Только получив такие сведения, Клапье-де-Колонг осмеливался приблизиться к адмиральской каюте, но и то предварительно останавливался переднею, снимал с головы фуражку и, перекрестившись, шептал слова молитвы: «Помяни, господи, царя Давида и всю кротость его». Потом уже стучал одним лишь ноготком в страшную дверь.

Однажды потребовалось ему спешно о чем-то доложить командующему, который находился у себя в каюте. На этот раз вместо Петра Пучкова, который был отпущен на берег, временно прислуживал адмиралу командирский вестовой. Когда Клапье-де-Колонг взглянул на его лицо, распухшее от адмиральских кулаков, то сразу упал духом.

вернуться

14

В своем показании в следственной комиссии контр-адмирал Небогатов написал о Рожественском: «Многие командиры на языке адмирала имели прозвища, граничащие с площадной бранью, и адмирал нисколько не стеснялся употреблять эти прозвища громко на верхней палубе в присутствии судовых офицеров, команды». (См. «Действия флота», документы, отдел IV, книга 3-я, стр. 51.)

вернуться

15

В книге «Путь к Цусиме» профессора П.К. Худякова приведены письма нестроевых офицеров. Беру из них выдержки. Вот мнение инженер-механика А.Н. Михайлова, плававшего на броненосце «Наварин»: «Озлобление Рожественского было неописуемо. Когда это с ним бывает, он выскакивает на палубу, и сперва из груди его, как у зверя, вырываются дикие звуки; „у-у-у-у…“ или „о-о-о-“. Присутствующим кажется, что этот рев должен быть слышен на всей эскадре. А затем начинается отборная ругань» (стр. 211).

Мнение инженер-механика П. С. Федюшина, плававшего на «Суворове»: «Это очень суровый и свирепый господин. Что ни день, то новый арест для кого-нибудь из офицеров, и за самые ничтожные поступки. Его зовут здесь… (нехорошо)» (стр. 198).

Самые любопытные сведения о Рожественском встречаются в частной переписке моряков со своими родственниками. Здесь авторы не стесняются говорить всю правду.
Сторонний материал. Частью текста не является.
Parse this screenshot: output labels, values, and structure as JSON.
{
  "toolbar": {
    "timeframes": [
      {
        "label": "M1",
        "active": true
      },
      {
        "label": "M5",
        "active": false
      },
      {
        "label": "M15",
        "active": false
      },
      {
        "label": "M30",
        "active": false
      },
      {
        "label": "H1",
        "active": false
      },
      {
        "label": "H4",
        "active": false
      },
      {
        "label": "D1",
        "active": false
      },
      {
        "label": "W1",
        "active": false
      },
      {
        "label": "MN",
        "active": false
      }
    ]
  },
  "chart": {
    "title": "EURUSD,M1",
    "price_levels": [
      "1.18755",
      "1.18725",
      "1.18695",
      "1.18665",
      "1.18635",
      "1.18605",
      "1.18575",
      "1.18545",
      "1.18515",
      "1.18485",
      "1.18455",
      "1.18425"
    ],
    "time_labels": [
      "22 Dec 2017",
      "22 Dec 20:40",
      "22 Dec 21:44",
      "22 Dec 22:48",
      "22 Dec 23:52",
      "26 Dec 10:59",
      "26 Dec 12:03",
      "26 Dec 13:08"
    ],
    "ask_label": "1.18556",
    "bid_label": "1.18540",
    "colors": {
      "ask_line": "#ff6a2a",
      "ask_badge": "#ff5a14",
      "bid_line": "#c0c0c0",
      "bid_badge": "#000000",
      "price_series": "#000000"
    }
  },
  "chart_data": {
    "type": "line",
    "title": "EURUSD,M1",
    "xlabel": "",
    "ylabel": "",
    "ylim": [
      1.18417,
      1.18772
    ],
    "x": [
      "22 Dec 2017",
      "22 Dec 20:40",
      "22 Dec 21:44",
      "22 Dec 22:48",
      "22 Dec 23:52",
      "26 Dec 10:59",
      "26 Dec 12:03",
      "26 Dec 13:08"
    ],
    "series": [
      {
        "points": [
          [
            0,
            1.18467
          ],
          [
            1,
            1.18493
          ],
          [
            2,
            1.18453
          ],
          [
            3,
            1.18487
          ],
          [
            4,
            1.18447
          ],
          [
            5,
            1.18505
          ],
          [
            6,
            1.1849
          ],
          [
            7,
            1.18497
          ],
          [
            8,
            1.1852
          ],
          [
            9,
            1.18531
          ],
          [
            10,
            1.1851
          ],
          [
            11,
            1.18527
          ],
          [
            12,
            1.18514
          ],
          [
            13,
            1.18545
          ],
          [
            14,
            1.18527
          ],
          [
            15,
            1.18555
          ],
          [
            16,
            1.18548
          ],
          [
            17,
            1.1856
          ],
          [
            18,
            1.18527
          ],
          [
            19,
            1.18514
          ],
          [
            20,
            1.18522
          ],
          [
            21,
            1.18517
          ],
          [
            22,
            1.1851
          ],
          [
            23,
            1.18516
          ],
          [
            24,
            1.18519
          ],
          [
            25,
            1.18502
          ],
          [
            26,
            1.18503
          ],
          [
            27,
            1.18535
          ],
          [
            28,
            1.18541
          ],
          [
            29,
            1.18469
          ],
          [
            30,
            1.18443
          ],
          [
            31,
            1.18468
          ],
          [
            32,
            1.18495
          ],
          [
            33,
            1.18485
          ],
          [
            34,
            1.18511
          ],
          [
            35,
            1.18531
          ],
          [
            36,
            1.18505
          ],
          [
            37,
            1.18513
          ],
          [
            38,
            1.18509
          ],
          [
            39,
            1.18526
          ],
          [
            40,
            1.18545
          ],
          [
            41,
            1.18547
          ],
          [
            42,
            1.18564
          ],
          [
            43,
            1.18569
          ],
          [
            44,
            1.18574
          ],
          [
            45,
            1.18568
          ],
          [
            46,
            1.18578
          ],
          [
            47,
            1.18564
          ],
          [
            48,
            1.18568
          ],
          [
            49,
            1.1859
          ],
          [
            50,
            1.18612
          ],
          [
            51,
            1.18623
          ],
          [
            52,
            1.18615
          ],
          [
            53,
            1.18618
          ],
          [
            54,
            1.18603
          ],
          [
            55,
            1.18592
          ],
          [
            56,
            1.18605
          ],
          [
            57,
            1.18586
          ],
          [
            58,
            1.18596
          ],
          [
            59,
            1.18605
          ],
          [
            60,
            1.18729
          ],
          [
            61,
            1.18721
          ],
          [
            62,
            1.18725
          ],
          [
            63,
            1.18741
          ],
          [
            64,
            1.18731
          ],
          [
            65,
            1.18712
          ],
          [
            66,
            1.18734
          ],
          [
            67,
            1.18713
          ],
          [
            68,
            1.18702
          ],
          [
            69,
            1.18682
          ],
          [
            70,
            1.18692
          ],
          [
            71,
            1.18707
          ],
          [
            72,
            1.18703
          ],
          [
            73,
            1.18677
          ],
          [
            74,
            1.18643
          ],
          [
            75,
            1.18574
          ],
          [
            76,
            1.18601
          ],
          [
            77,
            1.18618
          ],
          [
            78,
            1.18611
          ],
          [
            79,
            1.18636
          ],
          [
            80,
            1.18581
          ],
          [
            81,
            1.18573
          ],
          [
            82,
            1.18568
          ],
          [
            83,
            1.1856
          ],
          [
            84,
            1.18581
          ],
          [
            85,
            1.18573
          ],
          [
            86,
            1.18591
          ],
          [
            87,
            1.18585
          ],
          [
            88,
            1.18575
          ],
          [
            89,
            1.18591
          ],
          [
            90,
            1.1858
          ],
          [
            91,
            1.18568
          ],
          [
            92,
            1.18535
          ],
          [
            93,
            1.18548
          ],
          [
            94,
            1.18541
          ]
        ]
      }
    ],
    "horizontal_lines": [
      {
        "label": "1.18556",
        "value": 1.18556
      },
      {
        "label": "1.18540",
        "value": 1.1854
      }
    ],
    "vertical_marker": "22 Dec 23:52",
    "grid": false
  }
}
Вот как отзывается о нем лейтенант П.Н. Шмидт в письме к жене своей от 17 октября 1904 года:

«Случай с Рожественским („гулльский инцидент“) внушает большие опасения и подозрения. Я лично мало верю в то, что были миноносцы. Рожественский ушел отсюда со всеми признаками буйного помешательства и полной неистовой ненормальности, и, может быть, его выходка с рыбаками и была припадком его неистового бешенства. Ведь он на Ревельском рейде стрелял из револьвера в своего судового доктора, крича часовому „целься в башку“, за то, что доктор не громко кричал пароль, хотя отлично видел, что это его ждет доктор; нечто в этом роде могло быть и с рыбаками».

Лейтенант барон Косинский (старший флаг-офицер штаба адмирала Фелькерзама на «Ослябе») в письме на имя своей жены от 17 марта 1905 года говорит:

«Ничего… Погрузка угля отменена утром. „Суворов“ не делает никаких сигналов, ни телеграммы, ни выговоров, ни брани… Что такое случилось с Рожественским? Он не болен, так как его видели сегодня сидящим на юте в кресле. Может быть, нездоровится, и поэтому эскадра идет… без брани».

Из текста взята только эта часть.